Jonah Goldberg‘s latest column at National Review Online blames partisans in both major political camps for selective appeals to tradition.

[Vice President Mike] Pence’s shtick, so common among defend-Trump-at-all-costs partisans, is that tradition, custom, and norms should be observed by everyone but the president himself. Trump ran as a “disrupter,” the logic goes, so he has a mandate to disrupt as he pleases. Everyone else should adhere to the playbook.

That’s not how this works. That’s not how any of this works.

Obama was correct when he said that this ugly chapter in our politics “did not start with Donald Trump. He is a symptom, not the cause.” I’ve said the same thing for years now.

For Obama, and for millions of liberals, Trump is the fruition of years of right-wing perfidy. Obama has more of a point than many of my colleagues on the right care to admit. …

… But Obama also has a massive blind spot that many on the left share.
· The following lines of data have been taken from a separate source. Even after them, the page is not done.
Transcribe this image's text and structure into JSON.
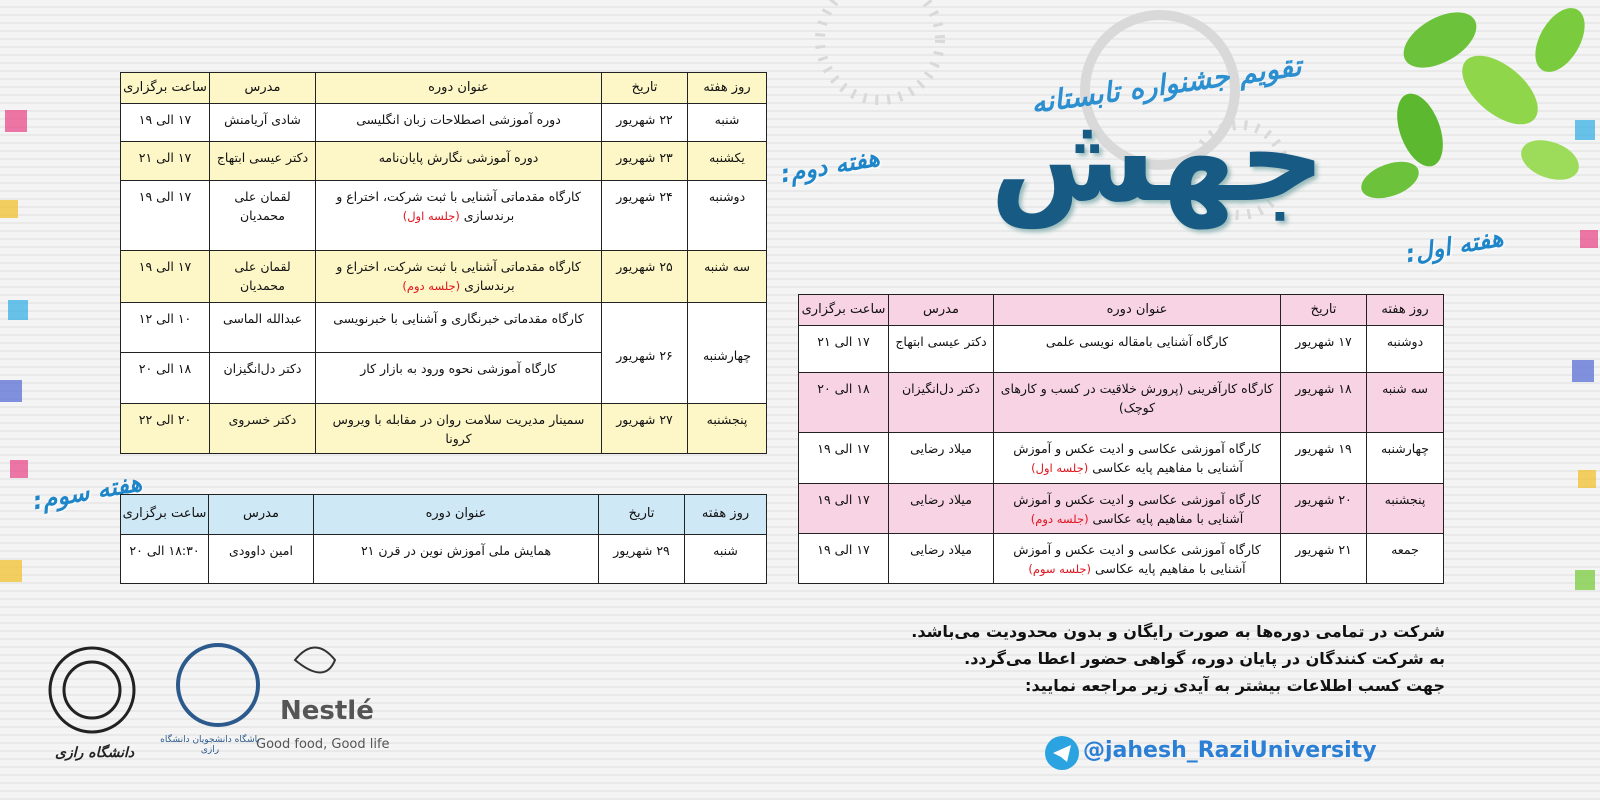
{
  "header": {
    "title": "تقویم جشنواره تابستانه",
    "logo_text": "جهش"
  },
  "weeks": [
    {
      "label": "هفته اول:",
      "columns": [
        "روز هفته",
        "تاریخ",
        "عنوان دوره",
        "مدرس",
        "ساعت برگزاری"
      ],
      "rows": [
        {
          "day": "دوشنبه",
          "date": "۱۷ شهریور",
          "sessions": [
            {
              "title": "کارگاه آشنایی بامقاله نویسی علمی",
              "teacher": "دکتر عیسی ابتهاج",
              "time": "۱۷ الی ۲۱"
            }
          ]
        },
        {
          "day": "سه شنبه",
          "date": "۱۸ شهریور",
          "sessions": [
            {
              "title": "کارگاه کارآفرینی (پرورش خلاقیت در کسب و کارهای کوچک)",
              "teacher": "دکتر دل‌انگیزان",
              "time": "۱۸ الی ۲۰"
            }
          ]
        },
        {
          "day": "چهارشنبه",
          "date": "۱۹ شهریور",
          "sessions": [
            {
              "title": "کارگاه آموزشی عکاسی و ادیت عکس و آموزش آشنایی با مفاهیم پایه عکاسی",
              "note": "(جلسه اول)",
              "teacher": "میلاد رضایی",
              "time": "۱۷ الی ۱۹"
            }
          ]
        },
        {
          "day": "پنجشنبه",
          "date": "۲۰ شهریور",
          "sessions": [
            {
              "title": "کارگاه آموزشی عکاسی و ادیت عکس و آموزش آشنایی با مفاهیم پایه عکاسی",
              "note": "(جلسه دوم)",
              "teacher": "میلاد رضایی",
              "time": "۱۷ الی ۱۹"
            }
          ]
        },
        {
          "day": "جمعه",
          "date": "۲۱ شهریور",
          "sessions": [
            {
              "title": "کارگاه آموزشی عکاسی و ادیت عکس و آموزش آشنایی با مفاهیم پایه عکاسی",
              "note": "(جلسه سوم)",
              "teacher": "میلاد رضایی",
              "time": "۱۷ الی ۱۹"
            }
          ]
        }
      ]
    },
    {
      "label": "هفته دوم:",
      "columns": [
        "روز هفته",
        "تاریخ",
        "عنوان دوره",
        "مدرس",
        "ساعت برگزاری"
      ],
      "rows": [
        {
          "day": "شنبه",
          "date": "۲۲ شهریور",
          "sessions": [
            {
              "title": "دوره آموزشی اصطلاحات زبان انگلیسی",
              "teacher": "شادی آریامنش",
              "time": "۱۷ الی ۱۹"
            }
          ]
        },
        {
          "day": "یکشنبه",
          "date": "۲۳ شهریور",
          "sessions": [
            {
              "title": "دوره آموزشی نگارش پایان‌نامه",
              "teacher": "دکتر عیسی ابتهاج",
              "time": "۱۷ الی ۲۱"
            }
          ]
        },
        {
          "day": "دوشنبه",
          "date": "۲۴ شهریور",
          "sessions": [
            {
              "title": "کارگاه مقدماتی آشنایی با ثبت شرکت، اختراع و برندسازی",
              "note": "(جلسه اول)",
              "teacher": "لقمان علی محمدیان",
              "time": "۱۷ الی ۱۹"
            }
          ]
        },
        {
          "day": "سه شنبه",
          "date": "۲۵ شهریور",
          "sessions": [
            {
              "title": "کارگاه مقدماتی آشنایی با ثبت شرکت، اختراع و برندسازی",
              "note": "(جلسه دوم)",
              "teacher": "لقمان علی محمدیان",
              "time": "۱۷ الی ۱۹"
            }
          ]
        },
        {
          "day": "چهارشنبه",
          "date": "۲۶ شهریور",
          "sessions": [
            {
              "title": "کارگاه مقدماتی خبرنگاری و آشنایی با خبرنویسی",
              "teacher": "عبدالله الماسی",
              "time": "۱۰ الی ۱۲"
            },
            {
              "title": "کارگاه آموزشی نحوه ورود به بازار کار",
              "teacher": "دکتر دل‌انگیزان",
              "time": "۱۸ الی ۲۰"
            }
          ]
        },
        {
          "day": "پنجشنبه",
          "date": "۲۷ شهریور",
          "sessions": [
            {
              "title": "سمینار مدیریت سلامت روان در مقابله با ویروس کرونا",
              "teacher": "دکتر خسروی",
              "time": "۲۰ الی ۲۲"
            }
          ]
        }
      ]
    },
    {
      "label": "هفته سوم:",
      "columns": [
        "روز هفته",
        "تاریخ",
        "عنوان دوره",
        "مدرس",
        "ساعت برگزاری"
      ],
      "rows": [
        {
          "day": "شنبه",
          "date": "۲۹ شهریور",
          "sessions": [
            {
              "title": "همایش ملی آموزش نوین در قرن ۲۱",
              "teacher": "امین داوودی",
              "time": "۱۸:۳۰ الی ۲۰"
            }
          ]
        }
      ]
    }
  ],
  "notes": [
    "شرکت در تمامی دوره‌ها به صورت رایگان و بدون محدودیت می‌باشد.",
    "به شرکت کنندگان در پایان دوره، گواهی حضور اعطا می‌گردد.",
    "جهت کسب اطلاعات بیشتر به آیدی زیر مراجعه نمایید:"
  ],
  "telegram": "@jahesh_RaziUniversity",
  "sponsors": {
    "nestle": "Nestlé",
    "nestle_slogan": "Good food, Good life",
    "club": "باشگاه دانشجویان دانشگاه رازی",
    "university": "دانشگاه رازی"
  }
}
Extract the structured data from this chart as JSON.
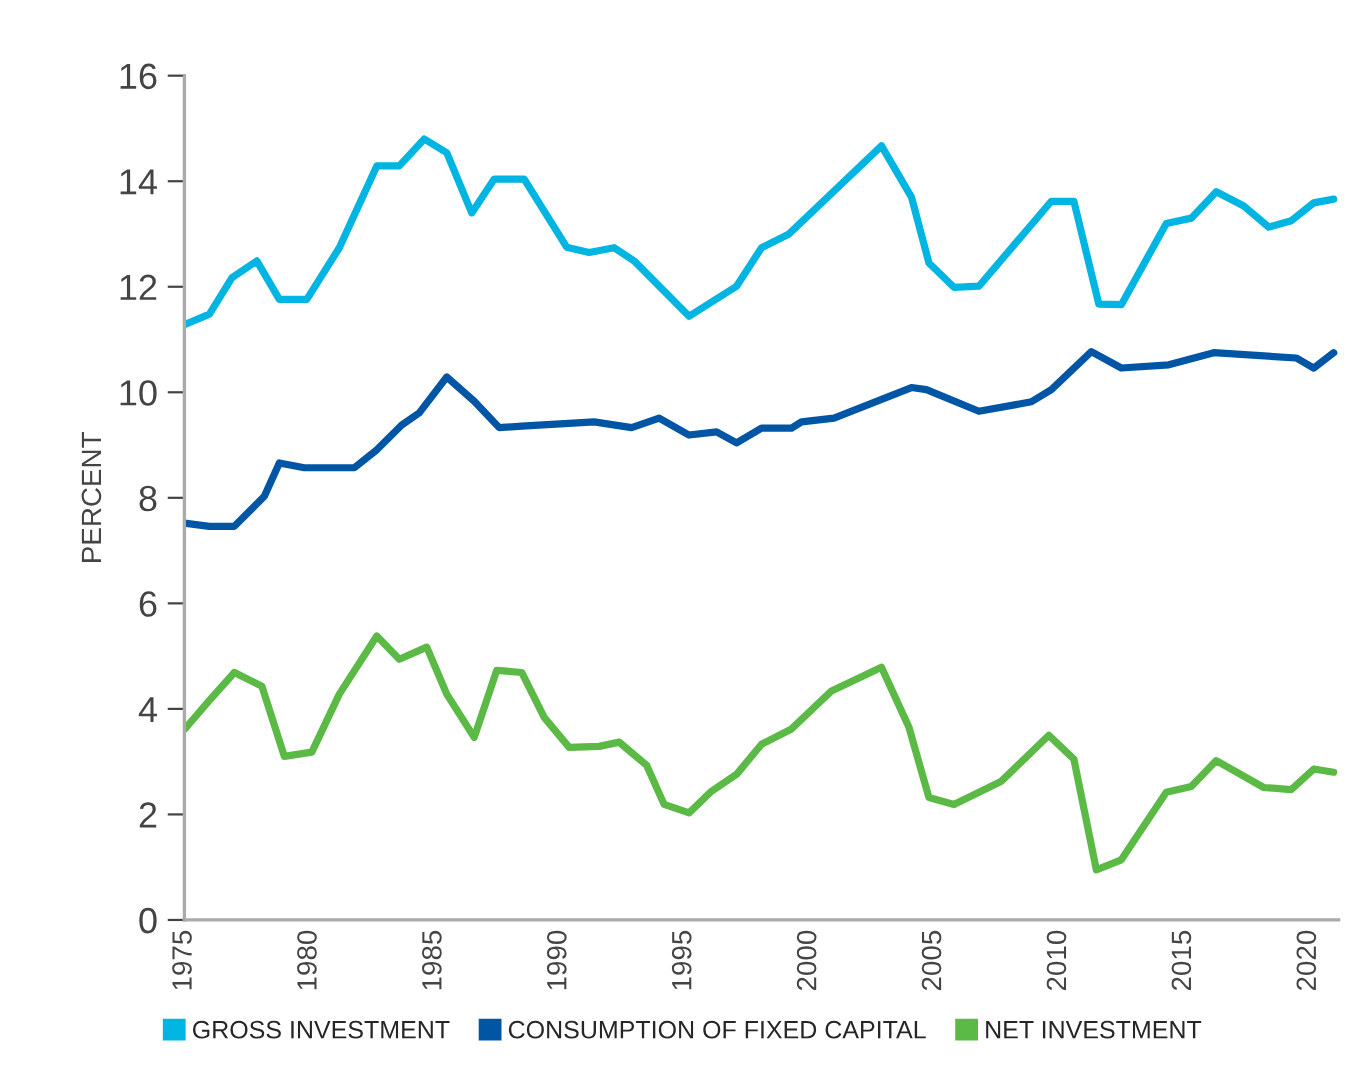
{
  "chart_data": {
    "type": "line",
    "ylabel": "PERCENT",
    "xlim": [
      1975,
      2021.2
    ],
    "xticks": [
      1975,
      1980,
      1985,
      1990,
      1995,
      2000,
      2005,
      2010,
      2015,
      2020
    ],
    "ylim": [
      0,
      16
    ],
    "yticks": [
      0,
      2,
      4,
      6,
      8,
      10,
      12,
      14,
      16
    ],
    "grid": false,
    "legend": "bottom",
    "line_style": "solid",
    "marker": "none",
    "series": [
      {
        "name": "GROSS INVESTMENT",
        "color": "#00b5e2",
        "x": [
          1975,
          1976,
          1976.9,
          1977.9,
          1978.8,
          1979.9,
          1981.2,
          1982.7,
          1983.6,
          1984.6,
          1985.5,
          1986.5,
          1987.4,
          1988.6,
          1990.3,
          1991.2,
          1992.2,
          1993,
          1995.2,
          1997.1,
          1998.1,
          1999.2,
          2002.9,
          2004.1,
          2004.8,
          2005.8,
          2006.8,
          2009.7,
          2010.6,
          2011.6,
          2012.5,
          2014.3,
          2015.3,
          2016.3,
          2017.4,
          2018.4,
          2019.3,
          2020.2,
          2021.0
        ],
        "values": [
          11.28,
          11.48,
          12.17,
          12.49,
          11.76,
          11.76,
          12.74,
          14.29,
          14.29,
          14.8,
          14.54,
          13.4,
          14.04,
          14.04,
          12.75,
          12.65,
          12.74,
          12.49,
          11.44,
          12.01,
          12.74,
          13.0,
          14.67,
          13.7,
          12.45,
          11.99,
          12.01,
          13.62,
          13.62,
          11.67,
          11.66,
          13.2,
          13.3,
          13.8,
          13.53,
          13.13,
          13.25,
          13.59,
          13.66
        ]
      },
      {
        "name": "CONSUMPTION OF FIXED CAPITAL",
        "color": "#0055a5",
        "x": [
          1975,
          1976,
          1977,
          1978.2,
          1978.8,
          1979.8,
          1981.8,
          1982.7,
          1983.7,
          1984.4,
          1985.5,
          1986.6,
          1987.6,
          1988.5,
          1991.4,
          1992.9,
          1994.0,
          1995.2,
          1996.3,
          1997.1,
          1998.1,
          1999.3,
          1999.7,
          2001.0,
          2004.1,
          2004.7,
          2006.8,
          2008.9,
          2009.7,
          2011.3,
          2012.5,
          2014.4,
          2016.2,
          2019.5,
          2020.2,
          2021.0
        ],
        "values": [
          7.52,
          7.46,
          7.46,
          8.03,
          8.66,
          8.57,
          8.57,
          8.91,
          9.38,
          9.61,
          10.29,
          9.83,
          9.33,
          9.36,
          9.44,
          9.33,
          9.51,
          9.19,
          9.25,
          9.04,
          9.32,
          9.32,
          9.44,
          9.51,
          10.09,
          10.05,
          9.64,
          9.82,
          10.05,
          10.77,
          10.46,
          10.52,
          10.75,
          10.65,
          10.46,
          10.75
        ]
      },
      {
        "name": "NET INVESTMENT",
        "color": "#5bb946",
        "x": [
          1975,
          1976,
          1977,
          1978.1,
          1979.0,
          1980.1,
          1981.2,
          1982.7,
          1983.6,
          1984.7,
          1985.5,
          1986.6,
          1987.5,
          1988.5,
          1989.4,
          1990.4,
          1991.6,
          1992.4,
          1993.5,
          1994.2,
          1995.2,
          1996.1,
          1997.1,
          1998.1,
          1999.3,
          2000.9,
          2002.9,
          2004.0,
          2004.8,
          2005.8,
          2007.7,
          2009.6,
          2010.6,
          2011.5,
          2012.5,
          2014.3,
          2015.3,
          2016.3,
          2018.2,
          2019.3,
          2020.2,
          2021.0
        ],
        "values": [
          3.61,
          4.16,
          4.69,
          4.43,
          3.1,
          3.18,
          4.28,
          5.38,
          4.94,
          5.17,
          4.28,
          3.46,
          4.73,
          4.69,
          3.84,
          3.27,
          3.29,
          3.37,
          2.93,
          2.19,
          2.03,
          2.44,
          2.76,
          3.33,
          3.62,
          4.34,
          4.79,
          3.65,
          2.32,
          2.19,
          2.63,
          3.5,
          3.05,
          0.95,
          1.14,
          2.42,
          2.53,
          3.02,
          2.51,
          2.47,
          2.86,
          2.8
        ]
      }
    ]
  }
}
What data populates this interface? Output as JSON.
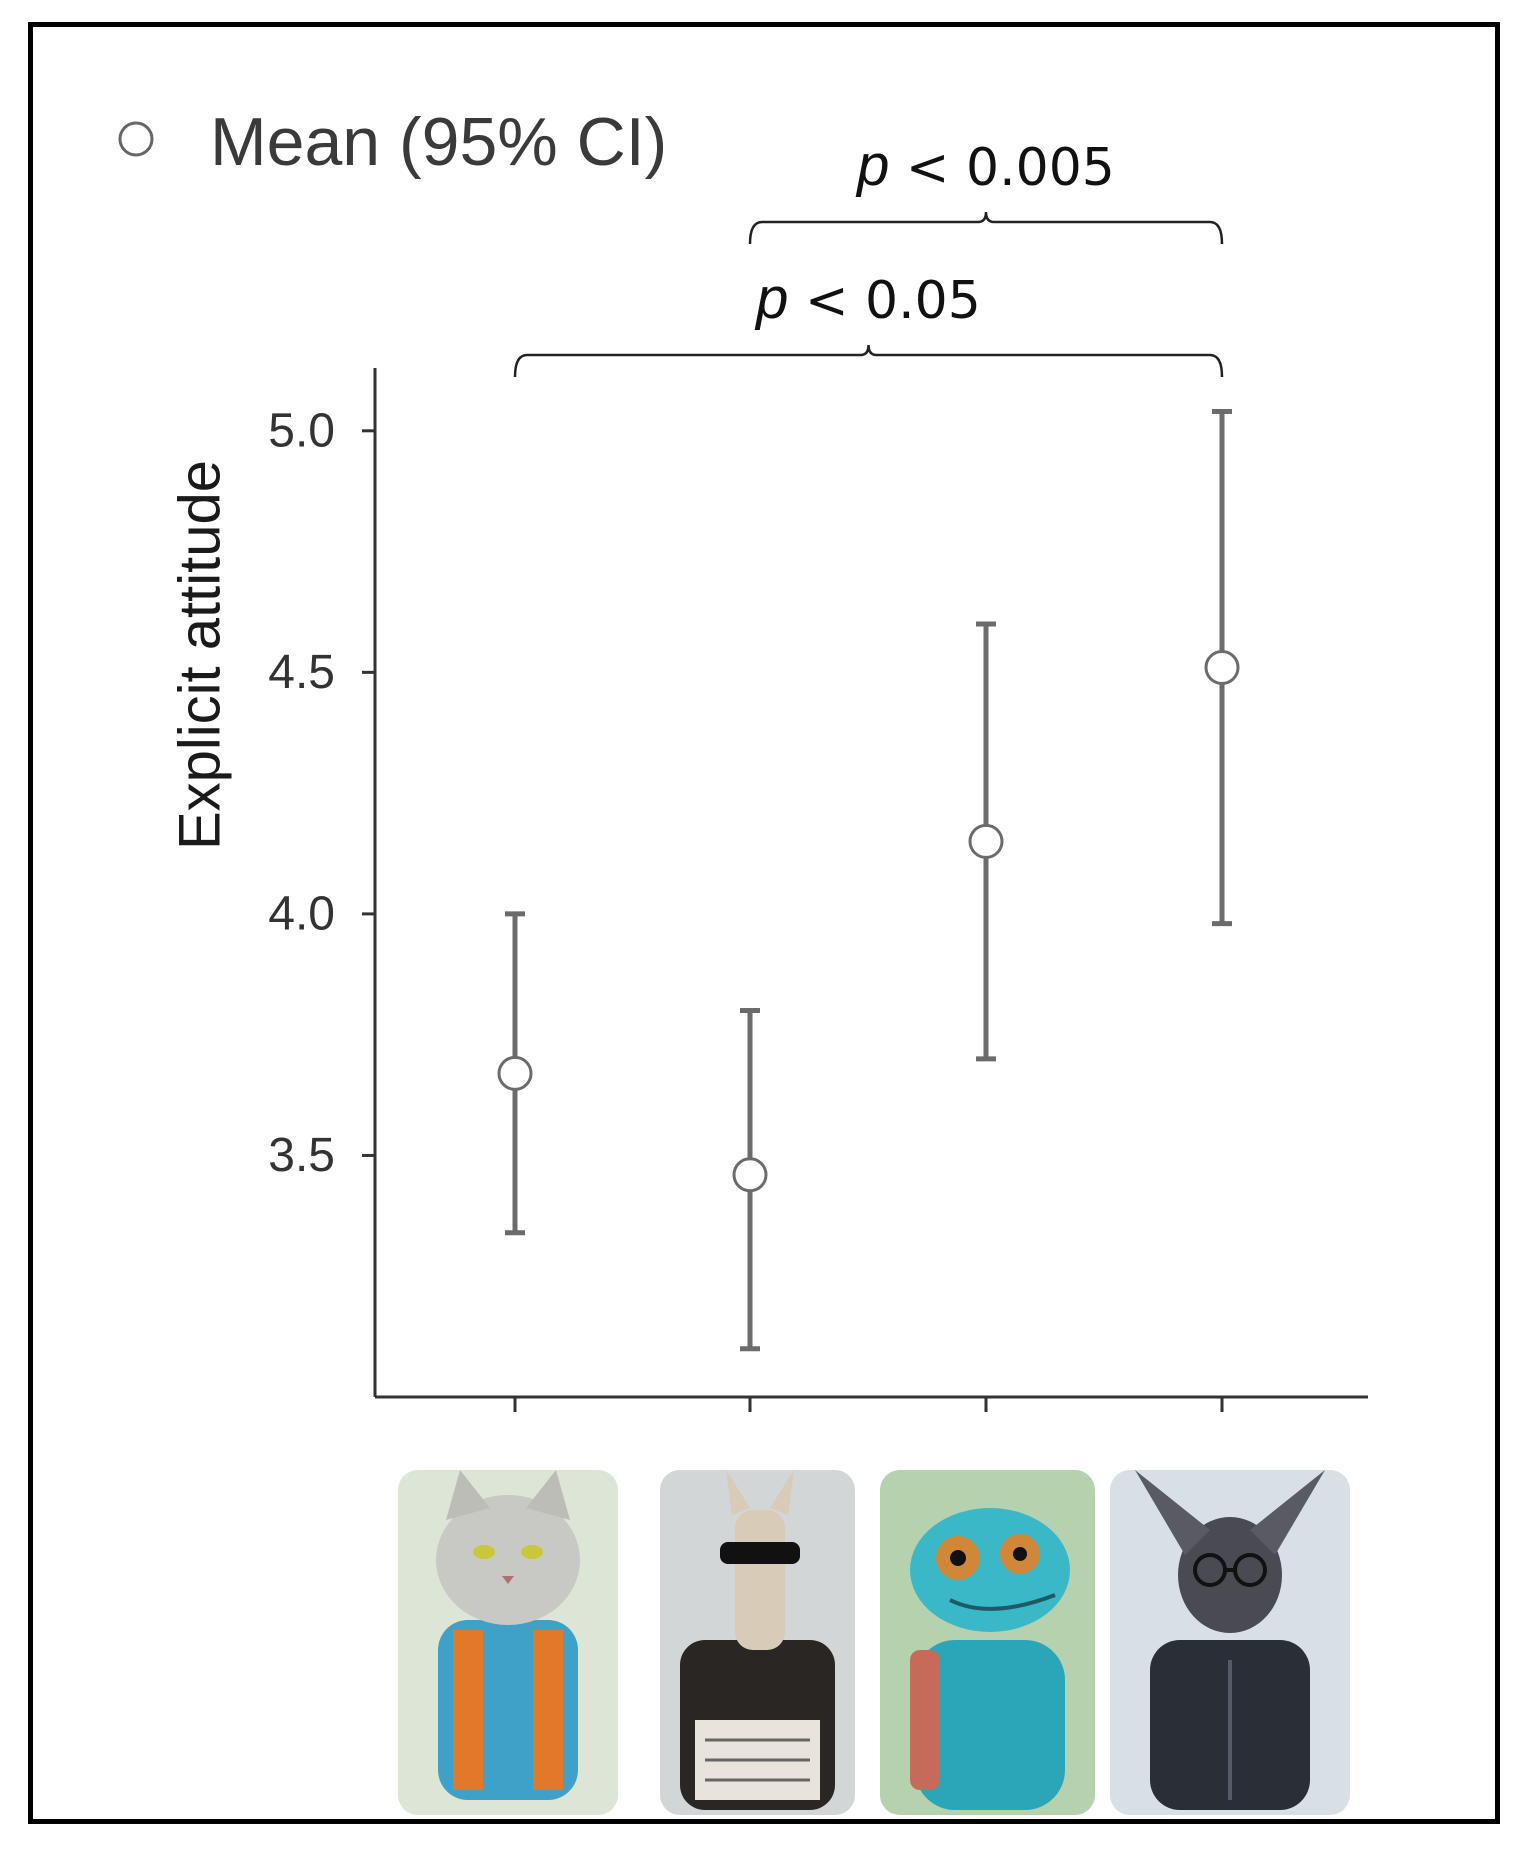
{
  "chart_data": {
    "type": "scatter",
    "ylabel": "Explicit attitude",
    "xlabel": "",
    "ylim": [
      3.0,
      5.13
    ],
    "yticks": [
      "3.5",
      "4.0",
      "4.5",
      "5.0"
    ],
    "categories": [
      "",
      "",
      "",
      ""
    ],
    "points": [
      {
        "mean": 3.67,
        "ci_low": 3.34,
        "ci_high": 4.0
      },
      {
        "mean": 3.46,
        "ci_low": 3.1,
        "ci_high": 3.8
      },
      {
        "mean": 4.15,
        "ci_low": 3.7,
        "ci_high": 4.6
      },
      {
        "mean": 4.51,
        "ci_low": 3.98,
        "ci_high": 5.04
      }
    ],
    "legend": {
      "label": "Mean (95% CI)",
      "position": "top-left"
    },
    "grid": false,
    "annotations": [
      {
        "p_symbol": "p",
        "text": " < 0.005",
        "from": 2,
        "to": 4
      },
      {
        "p_symbol": "p",
        "text": " < 0.05",
        "from": 1,
        "to": 4
      }
    ],
    "category_images": [
      "cat-character-icon",
      "llama-character-icon",
      "chameleon-character-icon",
      "bat-character-icon"
    ]
  }
}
The tit-for-tat dynamic of norm-breaking goes back decades, and Obama has played his part.

When running for president in 2008 and 2012, Obama let his lieutenants demonize John McCain and Mitt Romney as racists.

In office, Obama violated not just democratic norms but also his constitutional oath by effectively granting amnesty to millions of immigrants living in the country illegally despite having insisted that he did not have the power to do so.

And although Obama was passionate in criticizing Trump’s attacks on the news media, his administration was far from pure in this regard.